Een certificaatidentiteit importeren in macOS Server
Als u beschikt over bestanden met een SSL-certificaat en de bijbehorende private sleutel, kunt u deze importeren en het certificaat vervolgens gebruiken om voorzieningen te beveiligen die door uw server worden aangeboden.
Een certificaatidentiteit importeren met het programma Server
De SSL-sleutels en -certificaten moeten de structuur PEM (Privacy Enhanced Mail) hebben. Als dat niet het geval is, moet u de sleutels en certificaten converteren voordat u ze importeert.

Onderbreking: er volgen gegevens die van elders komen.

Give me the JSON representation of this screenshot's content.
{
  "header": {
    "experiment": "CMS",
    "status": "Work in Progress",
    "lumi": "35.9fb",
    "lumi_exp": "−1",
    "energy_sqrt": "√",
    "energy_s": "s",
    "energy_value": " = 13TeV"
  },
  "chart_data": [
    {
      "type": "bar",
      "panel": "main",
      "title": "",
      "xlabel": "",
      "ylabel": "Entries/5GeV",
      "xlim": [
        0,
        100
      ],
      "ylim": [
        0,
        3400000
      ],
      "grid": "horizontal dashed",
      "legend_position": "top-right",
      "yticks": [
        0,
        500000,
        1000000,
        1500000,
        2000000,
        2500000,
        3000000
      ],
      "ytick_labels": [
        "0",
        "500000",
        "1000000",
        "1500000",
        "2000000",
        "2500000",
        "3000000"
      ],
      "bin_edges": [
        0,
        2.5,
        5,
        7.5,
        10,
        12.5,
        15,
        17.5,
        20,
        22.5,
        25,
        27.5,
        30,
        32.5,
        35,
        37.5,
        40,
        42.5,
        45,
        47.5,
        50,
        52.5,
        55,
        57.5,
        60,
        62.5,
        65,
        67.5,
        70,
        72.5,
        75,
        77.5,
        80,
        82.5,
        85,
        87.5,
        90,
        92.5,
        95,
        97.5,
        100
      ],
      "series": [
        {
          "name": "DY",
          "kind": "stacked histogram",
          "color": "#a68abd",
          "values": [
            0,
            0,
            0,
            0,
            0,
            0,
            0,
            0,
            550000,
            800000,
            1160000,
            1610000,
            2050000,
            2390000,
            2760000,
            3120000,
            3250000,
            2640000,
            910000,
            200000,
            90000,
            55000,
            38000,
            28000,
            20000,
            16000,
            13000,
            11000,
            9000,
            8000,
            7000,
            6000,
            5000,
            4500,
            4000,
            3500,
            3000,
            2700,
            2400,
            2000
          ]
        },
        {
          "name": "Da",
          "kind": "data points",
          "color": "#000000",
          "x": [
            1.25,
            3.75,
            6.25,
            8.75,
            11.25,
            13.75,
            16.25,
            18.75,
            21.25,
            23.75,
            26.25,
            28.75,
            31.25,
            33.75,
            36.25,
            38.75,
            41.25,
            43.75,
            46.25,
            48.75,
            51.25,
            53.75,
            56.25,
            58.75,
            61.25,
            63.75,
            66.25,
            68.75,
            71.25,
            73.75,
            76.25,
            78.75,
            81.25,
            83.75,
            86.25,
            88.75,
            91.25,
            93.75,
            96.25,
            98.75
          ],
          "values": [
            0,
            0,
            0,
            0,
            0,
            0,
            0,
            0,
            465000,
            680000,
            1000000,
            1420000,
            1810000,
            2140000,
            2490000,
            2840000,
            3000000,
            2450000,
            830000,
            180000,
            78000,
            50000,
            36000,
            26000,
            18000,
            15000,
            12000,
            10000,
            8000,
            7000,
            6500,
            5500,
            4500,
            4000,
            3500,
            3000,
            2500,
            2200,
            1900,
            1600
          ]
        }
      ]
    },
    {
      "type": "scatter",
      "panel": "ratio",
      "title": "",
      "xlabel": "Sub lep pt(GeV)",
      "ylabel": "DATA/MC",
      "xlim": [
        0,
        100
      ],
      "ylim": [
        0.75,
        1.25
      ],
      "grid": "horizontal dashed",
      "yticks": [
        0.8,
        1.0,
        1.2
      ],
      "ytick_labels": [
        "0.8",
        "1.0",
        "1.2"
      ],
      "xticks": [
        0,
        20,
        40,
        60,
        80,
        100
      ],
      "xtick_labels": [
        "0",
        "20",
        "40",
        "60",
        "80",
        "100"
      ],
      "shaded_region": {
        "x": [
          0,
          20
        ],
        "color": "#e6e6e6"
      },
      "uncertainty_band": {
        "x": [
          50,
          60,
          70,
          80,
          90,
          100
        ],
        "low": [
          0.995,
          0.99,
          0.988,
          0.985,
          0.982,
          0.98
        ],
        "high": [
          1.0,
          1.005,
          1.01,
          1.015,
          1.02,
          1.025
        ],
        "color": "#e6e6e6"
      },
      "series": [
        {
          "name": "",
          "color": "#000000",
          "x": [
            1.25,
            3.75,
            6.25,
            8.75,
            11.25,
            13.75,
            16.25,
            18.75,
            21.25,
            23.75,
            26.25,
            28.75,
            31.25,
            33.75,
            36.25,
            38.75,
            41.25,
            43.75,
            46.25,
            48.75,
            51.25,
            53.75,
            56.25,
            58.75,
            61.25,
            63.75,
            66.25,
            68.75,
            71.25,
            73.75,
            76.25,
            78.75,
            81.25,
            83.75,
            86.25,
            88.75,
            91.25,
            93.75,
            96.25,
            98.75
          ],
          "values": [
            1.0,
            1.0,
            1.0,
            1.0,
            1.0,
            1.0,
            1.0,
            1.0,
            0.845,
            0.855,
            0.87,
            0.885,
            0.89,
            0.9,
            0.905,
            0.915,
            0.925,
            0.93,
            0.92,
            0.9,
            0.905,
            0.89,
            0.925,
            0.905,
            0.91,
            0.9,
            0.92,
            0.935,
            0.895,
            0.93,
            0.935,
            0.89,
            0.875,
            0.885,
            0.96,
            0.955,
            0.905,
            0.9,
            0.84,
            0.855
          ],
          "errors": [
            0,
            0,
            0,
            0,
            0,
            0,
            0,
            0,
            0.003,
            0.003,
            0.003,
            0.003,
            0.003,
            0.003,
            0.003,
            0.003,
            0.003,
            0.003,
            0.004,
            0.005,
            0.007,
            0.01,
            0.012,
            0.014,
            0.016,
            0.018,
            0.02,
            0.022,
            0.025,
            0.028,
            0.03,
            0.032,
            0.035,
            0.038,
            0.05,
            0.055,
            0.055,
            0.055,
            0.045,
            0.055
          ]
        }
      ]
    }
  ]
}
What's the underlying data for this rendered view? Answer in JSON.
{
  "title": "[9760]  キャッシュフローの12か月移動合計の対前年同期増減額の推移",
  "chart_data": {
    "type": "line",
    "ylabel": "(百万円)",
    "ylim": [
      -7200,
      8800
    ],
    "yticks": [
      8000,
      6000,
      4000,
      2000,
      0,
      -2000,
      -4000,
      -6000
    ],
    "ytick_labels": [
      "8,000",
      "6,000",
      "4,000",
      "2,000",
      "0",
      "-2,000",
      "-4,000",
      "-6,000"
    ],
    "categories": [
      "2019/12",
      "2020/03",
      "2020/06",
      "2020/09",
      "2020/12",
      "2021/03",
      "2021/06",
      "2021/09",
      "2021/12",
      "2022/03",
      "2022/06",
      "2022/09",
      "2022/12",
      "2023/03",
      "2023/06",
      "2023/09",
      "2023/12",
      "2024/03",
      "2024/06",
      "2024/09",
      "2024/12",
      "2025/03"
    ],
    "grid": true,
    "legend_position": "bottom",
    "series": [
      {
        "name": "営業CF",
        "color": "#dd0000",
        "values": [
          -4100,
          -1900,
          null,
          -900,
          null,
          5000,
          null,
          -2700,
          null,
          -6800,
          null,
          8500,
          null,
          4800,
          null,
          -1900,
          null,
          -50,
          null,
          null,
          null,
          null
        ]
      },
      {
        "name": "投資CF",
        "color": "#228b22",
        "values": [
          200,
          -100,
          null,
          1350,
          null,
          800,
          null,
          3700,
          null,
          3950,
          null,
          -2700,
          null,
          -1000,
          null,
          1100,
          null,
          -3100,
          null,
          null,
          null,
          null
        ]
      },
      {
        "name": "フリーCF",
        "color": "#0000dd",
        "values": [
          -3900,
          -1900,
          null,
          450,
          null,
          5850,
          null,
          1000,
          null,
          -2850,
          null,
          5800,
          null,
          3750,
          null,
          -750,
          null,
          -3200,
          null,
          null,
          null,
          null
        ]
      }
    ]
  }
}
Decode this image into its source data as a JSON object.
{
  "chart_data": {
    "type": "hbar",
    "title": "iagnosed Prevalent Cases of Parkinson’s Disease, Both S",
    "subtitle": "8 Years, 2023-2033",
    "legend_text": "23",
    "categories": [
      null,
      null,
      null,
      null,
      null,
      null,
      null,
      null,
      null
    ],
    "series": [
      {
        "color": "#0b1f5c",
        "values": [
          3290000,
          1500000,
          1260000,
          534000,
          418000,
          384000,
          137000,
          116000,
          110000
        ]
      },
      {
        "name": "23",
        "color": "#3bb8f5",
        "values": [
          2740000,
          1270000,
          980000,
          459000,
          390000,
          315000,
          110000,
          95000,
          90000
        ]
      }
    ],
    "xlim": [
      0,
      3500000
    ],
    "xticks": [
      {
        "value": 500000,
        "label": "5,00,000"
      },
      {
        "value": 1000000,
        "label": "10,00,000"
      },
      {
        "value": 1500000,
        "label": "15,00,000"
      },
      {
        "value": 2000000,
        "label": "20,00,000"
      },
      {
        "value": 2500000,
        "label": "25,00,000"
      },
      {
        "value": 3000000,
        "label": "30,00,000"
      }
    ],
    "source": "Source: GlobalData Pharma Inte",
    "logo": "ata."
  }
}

Belangrijk: U hebt alle bestanden nodig die bij de certificaatidentiteit horen: het ondertekende certificaat, de root- en intermediaire certificaten en de bijbehorende sleutels.
Zoek in de Finder de bestanden met het certificaat en de bijbehorende private sleutel en bewaar de bestanden op een plek waar u ze kunt zien terwijl u het programma Server gebruikt (bijvoorbeeld op het bureaublad).
Selecteer 'Certificaten' in de navigatiekolom van het programma Server .
Klik op en kies 'Toon alle certificaten'.
Klik op en kies 'Importeer een certificaatidentiteit' uit het venstermenu.
Sleep alle bestanden met de certificaten en de private sleutel naar het midden van het dialoogvenster.
Klik op 'Importeer'. Voer de wachtzin voor de private sleutel in als u hierom wordt gevraagd.